Crying is the primary trigger for infant abuse

Over one and a half million copies of his method to stop crying and get babies to sleep all night have been purchased by the Department of Defense, public health departments, hospitals, insurance companies and child abuse prevention organizations to give at-risk parents to stop the crying and help prevent infant abuse.

The music evolves to other animal species

For years, Woodford would roll his eyes when parents wrote him about how their baby’s Heartbeat Lullabies recording was also calming their dog to sleep. He just assumed when the baby stopped crying the dog got a break like everyone else in the family.

But in 2004, members of the American Boarding Kennels Association (ABKA) verified that parents were on to something. Over 90 kennels reported that playing Heartbeat Lullabies for anxious dogs reduced separation anxiety, diarrhea, aggression and excessive barking. That same year researchers reported calming aggressive male chimps to sleep by playing the CD at the Honolulu Zoo.

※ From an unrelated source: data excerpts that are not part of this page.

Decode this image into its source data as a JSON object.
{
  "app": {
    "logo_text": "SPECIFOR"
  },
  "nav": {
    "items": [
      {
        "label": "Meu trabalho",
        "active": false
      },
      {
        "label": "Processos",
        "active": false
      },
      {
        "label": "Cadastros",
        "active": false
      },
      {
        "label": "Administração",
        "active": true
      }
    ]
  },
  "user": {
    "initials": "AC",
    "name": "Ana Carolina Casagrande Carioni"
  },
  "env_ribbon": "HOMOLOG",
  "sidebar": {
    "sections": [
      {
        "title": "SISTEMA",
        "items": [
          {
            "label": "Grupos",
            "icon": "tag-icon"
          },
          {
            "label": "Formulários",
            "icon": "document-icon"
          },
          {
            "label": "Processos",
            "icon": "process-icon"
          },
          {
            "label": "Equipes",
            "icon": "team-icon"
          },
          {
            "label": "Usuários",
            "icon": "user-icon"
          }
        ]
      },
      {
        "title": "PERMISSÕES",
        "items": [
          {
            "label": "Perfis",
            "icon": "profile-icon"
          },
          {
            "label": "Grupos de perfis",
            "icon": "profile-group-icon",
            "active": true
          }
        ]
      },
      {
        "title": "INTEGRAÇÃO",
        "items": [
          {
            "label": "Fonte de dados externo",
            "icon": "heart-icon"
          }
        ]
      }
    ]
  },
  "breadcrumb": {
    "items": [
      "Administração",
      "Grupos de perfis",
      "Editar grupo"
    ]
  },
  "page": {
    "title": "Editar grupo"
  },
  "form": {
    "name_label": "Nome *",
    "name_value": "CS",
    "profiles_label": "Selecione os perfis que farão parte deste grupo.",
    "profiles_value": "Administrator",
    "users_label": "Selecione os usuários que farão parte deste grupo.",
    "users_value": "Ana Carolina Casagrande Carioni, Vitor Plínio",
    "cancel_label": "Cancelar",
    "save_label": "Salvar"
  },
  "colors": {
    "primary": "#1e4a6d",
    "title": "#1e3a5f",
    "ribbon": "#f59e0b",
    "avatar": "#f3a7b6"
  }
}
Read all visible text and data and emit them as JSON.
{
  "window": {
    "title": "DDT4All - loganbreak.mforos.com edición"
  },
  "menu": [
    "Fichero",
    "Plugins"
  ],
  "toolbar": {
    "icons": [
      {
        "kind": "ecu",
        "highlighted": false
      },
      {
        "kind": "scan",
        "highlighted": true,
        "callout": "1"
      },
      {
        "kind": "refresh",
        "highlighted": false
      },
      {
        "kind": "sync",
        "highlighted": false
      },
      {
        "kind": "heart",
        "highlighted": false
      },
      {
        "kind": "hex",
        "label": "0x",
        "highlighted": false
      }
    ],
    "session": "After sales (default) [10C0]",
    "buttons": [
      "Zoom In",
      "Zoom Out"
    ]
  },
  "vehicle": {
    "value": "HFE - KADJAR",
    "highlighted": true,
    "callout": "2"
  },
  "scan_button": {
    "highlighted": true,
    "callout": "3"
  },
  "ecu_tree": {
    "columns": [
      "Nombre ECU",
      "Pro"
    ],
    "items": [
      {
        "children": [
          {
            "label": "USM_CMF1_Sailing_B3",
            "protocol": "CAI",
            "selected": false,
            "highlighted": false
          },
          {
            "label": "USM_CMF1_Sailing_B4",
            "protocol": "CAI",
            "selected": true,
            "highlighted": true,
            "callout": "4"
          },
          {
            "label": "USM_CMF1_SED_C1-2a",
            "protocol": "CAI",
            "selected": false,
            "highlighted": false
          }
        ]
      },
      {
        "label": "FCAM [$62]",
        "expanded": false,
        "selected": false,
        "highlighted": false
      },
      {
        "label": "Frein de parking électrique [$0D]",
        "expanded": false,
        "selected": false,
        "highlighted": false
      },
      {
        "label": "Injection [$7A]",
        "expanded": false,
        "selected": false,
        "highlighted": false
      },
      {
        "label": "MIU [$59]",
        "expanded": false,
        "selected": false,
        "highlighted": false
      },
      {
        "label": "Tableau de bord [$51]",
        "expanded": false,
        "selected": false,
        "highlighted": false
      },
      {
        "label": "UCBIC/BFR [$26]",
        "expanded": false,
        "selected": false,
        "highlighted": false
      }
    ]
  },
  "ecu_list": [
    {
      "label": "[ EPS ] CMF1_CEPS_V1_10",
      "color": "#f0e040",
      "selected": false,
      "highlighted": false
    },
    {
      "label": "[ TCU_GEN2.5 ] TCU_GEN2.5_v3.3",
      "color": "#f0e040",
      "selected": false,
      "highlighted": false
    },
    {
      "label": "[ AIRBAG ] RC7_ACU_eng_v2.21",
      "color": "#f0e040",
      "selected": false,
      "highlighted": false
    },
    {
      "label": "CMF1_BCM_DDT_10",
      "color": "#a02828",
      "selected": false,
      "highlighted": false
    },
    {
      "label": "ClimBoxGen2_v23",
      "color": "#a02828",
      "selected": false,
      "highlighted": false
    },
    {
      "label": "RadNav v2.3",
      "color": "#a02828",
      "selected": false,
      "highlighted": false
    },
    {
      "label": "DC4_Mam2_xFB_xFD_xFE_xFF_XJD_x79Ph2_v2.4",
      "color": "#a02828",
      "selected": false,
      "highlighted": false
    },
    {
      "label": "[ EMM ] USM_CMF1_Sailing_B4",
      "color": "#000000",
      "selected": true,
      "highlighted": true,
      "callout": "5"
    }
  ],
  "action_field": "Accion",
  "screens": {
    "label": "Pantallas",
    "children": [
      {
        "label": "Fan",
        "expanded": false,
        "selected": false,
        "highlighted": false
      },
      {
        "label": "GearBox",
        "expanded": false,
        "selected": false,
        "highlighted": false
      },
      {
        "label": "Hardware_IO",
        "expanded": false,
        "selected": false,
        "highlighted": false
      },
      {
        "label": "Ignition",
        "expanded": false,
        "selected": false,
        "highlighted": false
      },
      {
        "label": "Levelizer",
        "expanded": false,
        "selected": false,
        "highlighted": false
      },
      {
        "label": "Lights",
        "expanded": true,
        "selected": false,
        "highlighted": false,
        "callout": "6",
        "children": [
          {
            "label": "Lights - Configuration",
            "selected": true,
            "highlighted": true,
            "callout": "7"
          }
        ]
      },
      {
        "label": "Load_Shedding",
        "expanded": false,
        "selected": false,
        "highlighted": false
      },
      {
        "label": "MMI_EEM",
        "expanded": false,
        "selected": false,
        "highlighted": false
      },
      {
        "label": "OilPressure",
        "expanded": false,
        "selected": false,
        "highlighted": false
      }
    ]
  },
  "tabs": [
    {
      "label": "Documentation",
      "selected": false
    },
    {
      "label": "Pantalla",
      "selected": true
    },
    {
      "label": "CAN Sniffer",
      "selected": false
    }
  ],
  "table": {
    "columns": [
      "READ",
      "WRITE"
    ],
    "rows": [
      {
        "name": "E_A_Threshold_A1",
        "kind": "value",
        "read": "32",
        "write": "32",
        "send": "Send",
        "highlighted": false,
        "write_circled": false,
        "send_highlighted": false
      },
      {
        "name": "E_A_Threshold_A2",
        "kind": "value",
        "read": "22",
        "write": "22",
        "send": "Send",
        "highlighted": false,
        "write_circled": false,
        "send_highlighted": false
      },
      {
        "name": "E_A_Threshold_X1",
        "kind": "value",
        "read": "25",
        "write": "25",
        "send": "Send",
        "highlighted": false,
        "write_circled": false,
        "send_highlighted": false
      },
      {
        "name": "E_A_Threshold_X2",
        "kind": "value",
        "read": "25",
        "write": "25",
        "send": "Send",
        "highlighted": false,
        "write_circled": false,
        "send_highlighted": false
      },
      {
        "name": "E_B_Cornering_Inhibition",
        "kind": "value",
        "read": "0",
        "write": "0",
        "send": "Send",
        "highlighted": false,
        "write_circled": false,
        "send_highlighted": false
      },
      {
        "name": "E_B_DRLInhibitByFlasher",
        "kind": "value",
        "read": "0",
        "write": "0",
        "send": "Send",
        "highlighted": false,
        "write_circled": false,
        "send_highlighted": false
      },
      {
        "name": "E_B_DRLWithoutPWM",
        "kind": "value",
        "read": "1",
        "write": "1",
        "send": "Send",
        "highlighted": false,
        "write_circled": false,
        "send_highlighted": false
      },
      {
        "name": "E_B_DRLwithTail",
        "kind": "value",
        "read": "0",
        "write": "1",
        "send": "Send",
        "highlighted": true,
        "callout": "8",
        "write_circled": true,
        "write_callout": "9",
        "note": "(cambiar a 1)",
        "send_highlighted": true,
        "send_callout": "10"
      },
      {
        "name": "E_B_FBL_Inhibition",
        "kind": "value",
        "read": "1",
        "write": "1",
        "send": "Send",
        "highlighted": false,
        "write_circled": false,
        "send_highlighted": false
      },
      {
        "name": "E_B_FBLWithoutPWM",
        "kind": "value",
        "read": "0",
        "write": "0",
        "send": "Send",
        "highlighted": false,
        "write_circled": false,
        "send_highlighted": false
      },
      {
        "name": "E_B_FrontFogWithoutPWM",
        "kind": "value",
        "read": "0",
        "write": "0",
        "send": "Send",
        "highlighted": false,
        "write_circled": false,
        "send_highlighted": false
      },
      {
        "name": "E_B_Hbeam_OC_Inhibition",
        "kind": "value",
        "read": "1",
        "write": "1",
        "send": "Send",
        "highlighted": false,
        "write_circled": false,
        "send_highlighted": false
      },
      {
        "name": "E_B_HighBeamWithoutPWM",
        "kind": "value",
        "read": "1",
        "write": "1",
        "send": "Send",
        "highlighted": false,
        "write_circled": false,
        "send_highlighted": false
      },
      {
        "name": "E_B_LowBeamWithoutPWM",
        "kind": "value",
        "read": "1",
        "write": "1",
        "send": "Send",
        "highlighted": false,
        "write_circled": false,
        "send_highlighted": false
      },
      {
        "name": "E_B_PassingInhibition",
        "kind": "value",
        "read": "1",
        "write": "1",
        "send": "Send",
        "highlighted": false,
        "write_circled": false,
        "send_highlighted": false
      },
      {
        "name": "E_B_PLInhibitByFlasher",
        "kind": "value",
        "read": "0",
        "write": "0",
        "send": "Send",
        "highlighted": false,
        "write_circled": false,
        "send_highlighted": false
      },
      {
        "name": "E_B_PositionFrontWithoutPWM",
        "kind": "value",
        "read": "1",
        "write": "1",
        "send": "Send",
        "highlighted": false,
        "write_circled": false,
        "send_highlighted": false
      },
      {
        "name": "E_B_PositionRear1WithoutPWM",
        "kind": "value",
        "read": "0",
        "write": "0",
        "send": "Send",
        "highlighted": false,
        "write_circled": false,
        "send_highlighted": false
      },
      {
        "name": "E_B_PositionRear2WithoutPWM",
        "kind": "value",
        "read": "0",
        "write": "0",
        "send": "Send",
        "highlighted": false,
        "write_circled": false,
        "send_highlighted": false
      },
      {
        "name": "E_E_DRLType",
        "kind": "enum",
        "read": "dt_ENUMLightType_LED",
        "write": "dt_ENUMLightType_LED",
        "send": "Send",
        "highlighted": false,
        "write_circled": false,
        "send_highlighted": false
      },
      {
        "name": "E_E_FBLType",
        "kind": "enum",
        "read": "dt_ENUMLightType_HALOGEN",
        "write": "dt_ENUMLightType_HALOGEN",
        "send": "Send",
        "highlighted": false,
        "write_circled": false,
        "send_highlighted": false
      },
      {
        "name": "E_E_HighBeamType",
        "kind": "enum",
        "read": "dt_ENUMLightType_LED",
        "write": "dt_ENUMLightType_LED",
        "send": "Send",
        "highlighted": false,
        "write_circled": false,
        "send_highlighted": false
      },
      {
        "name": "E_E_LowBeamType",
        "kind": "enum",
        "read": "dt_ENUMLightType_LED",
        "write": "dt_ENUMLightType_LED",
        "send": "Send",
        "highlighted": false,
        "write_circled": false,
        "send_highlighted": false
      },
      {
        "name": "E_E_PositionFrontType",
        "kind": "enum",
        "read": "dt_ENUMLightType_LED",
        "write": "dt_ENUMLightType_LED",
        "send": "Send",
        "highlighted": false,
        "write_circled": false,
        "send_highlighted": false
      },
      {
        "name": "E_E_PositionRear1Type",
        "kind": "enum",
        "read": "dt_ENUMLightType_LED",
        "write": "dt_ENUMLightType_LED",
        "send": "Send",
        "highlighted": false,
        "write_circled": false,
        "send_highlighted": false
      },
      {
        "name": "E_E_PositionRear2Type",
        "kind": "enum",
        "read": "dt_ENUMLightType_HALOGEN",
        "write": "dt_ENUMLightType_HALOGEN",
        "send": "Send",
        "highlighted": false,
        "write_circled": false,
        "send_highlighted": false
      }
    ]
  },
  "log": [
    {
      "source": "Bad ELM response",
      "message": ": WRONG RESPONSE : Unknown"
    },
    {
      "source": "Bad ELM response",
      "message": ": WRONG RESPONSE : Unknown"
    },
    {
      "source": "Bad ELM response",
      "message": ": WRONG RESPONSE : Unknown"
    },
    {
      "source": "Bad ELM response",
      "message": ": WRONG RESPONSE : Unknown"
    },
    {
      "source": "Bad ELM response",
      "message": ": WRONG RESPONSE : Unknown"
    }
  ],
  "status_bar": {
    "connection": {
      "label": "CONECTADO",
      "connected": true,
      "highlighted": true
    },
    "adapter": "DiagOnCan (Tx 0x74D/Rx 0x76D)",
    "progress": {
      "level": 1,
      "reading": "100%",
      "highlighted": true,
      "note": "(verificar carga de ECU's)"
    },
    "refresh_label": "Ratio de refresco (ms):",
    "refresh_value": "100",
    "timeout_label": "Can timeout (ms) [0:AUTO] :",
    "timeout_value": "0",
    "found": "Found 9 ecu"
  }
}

Woodford knew if he tried to market the baby lullaby CD to calm barking dogs, he would be setting himself up for ridicule and disbelief from skeptics. But when he saw the music calm 50 frightened barking dogs in less than two minutes in a Colorado humane society, he decided to go for it. “It would have been irresponsible not to share the dramatic successes animal care providers were having playing the CD for their upset dogs,” says Woodford. “When we played the Canine Lullabies CD stress levels were way low which makes the dogs a lot easier to adopt.” Says, Susan Friedenburg, Adoption Manager, Colorado Humane Society /SPCA Englewood.

Hundreds of humane societies, rescue shelters and animal clinics across America and Great Britain are discovering they can make their dogs more comfortable and more adoptable by playing the Canine Lullabies CD. Upon request the Canine Lullabies CDs are provided free to shelters, humane societies, and animal clinics to use in their facility. 

Another Miracle?

In a recent evidenced based study 15 chronically ill people with Dementia and Alzheimer's were played Terry's Heartbeat Lullabies for 30 minutes, twice a week, for six weeks to reduce anxiety. The residents demented type behavior was dramatically reduced and their cognitive abilities were dramatically improved.

Woodford is a recognized therapeutic music expert – both in artistic creation and in marketing innovation. He speaks nationally and internationally to nurses, doctors, social workers, parents and other care providers on how to use music and why it works to help heal and calm frightened children, adults and other animals.

Woodford’s advice is widely sought by parents, medical professionals, social workers and animal care providers. He has been an informative and entertaining guest on national, regional and local media including CBS Up to the Minute, TNN, CBC (Journal Diary), Health Network’s “Ask the Pediatrician”, The 700 Club, BBC and others. He’s been interviewed in over 400 local TV news stories, TV talk shows, talk radio programs and newspapers in American and Canadian cities.